Actis enters Indian payments market

Actis is the second private equity firm to invest in AGS Transact Technologies following TPG Growth’s $43m investment last year.

Emerging markets firm Actis will invest $40 million for a “significant minority stake” in Indian ATM outsourcing and payments company AGS Transact Technologies, the private equity firm said in a statement.

Actis is the second large private equity firm tapping in to the company. In June 2011, TPG’s growth capital arm invested $43 million, reportedly in exchange for a 20 percent stake. 

The company had been on Actis’ radar for a number of years, Mark Richards, a partner at Actis, told Private Equity International. “We have had a close relationship with the company and were waiting for them to grow into the scale investment that we want to do,” he said, adding that the minimum investment for Actis was usually around $50 million.  

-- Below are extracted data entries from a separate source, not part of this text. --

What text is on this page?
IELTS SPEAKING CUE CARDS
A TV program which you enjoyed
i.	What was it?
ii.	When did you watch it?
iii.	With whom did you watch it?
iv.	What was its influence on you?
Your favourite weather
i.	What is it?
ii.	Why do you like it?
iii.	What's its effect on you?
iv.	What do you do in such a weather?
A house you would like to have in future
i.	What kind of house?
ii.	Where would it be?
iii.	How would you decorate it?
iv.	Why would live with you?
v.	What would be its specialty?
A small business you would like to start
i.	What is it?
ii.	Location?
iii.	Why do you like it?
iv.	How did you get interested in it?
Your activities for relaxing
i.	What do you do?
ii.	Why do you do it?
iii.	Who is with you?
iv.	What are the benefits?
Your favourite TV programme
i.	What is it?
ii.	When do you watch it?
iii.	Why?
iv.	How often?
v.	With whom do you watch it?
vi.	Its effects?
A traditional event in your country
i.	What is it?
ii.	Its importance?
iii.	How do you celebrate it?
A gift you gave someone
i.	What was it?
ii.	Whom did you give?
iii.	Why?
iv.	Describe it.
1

AGS Transact Technologies manages a network of 10,000 ATM machines across India; Actis plans to double that in the next three to five years. “India is predominantly a cash society. The vast majority of transactions are still cash transactions conducted over the counter of a bank or in the streets. Neither the ATM market nor the point of sale market [payments by credit/debit cards] is well-developed there – so there’s a huge gap,” Richards said.

In the US, the ratio of ATMs to the population was 1 machine for every 700 people compared to the 1 machine for every 15,000 in India, according to Actis’s statement, which noted the number of ATMs in India was expected to increase from just under 100,000 to at least 200,000 by 2017.

Actis is familiar with the payments processing sector; its Emerging Market Payments Holdings company operates in 40 out of 54 African countries. Richards sees similarities between the two markets. “Africa and India are the two last frontiers of the payments world. They are the last places with a cash-dominated society and the common theme is that this is going to change very rapidly over the next few years.”

Although he admits it would be a huge cultural change for India, Richards was confident the Indian population would embrace e-payments. “There’s a big following wind behind this. For banks it reduces the channel and distribution costs. It’s also good news for the government because it’s formalising the payments system which allows for audit trails to be created.

“The Indian government decided to issue a whole series of big ATM outsourcing contracts. At the same the big four private sector banks had permitted to partner with specialist groups. That’s what’s really prompted us to invest right now and we are very confident that the take-off of e-payments is growing and going to accelerate in India.”

Actis declined to disclose which of its funds made the investment. Its $2.5 billion Actis Emerging Markets III was launched in 2007 and is still investing capital. Since 2011, Actis has also been in the market with Actis Global IV, which has a target of $3.5 billion, according to research from PEI’s data division.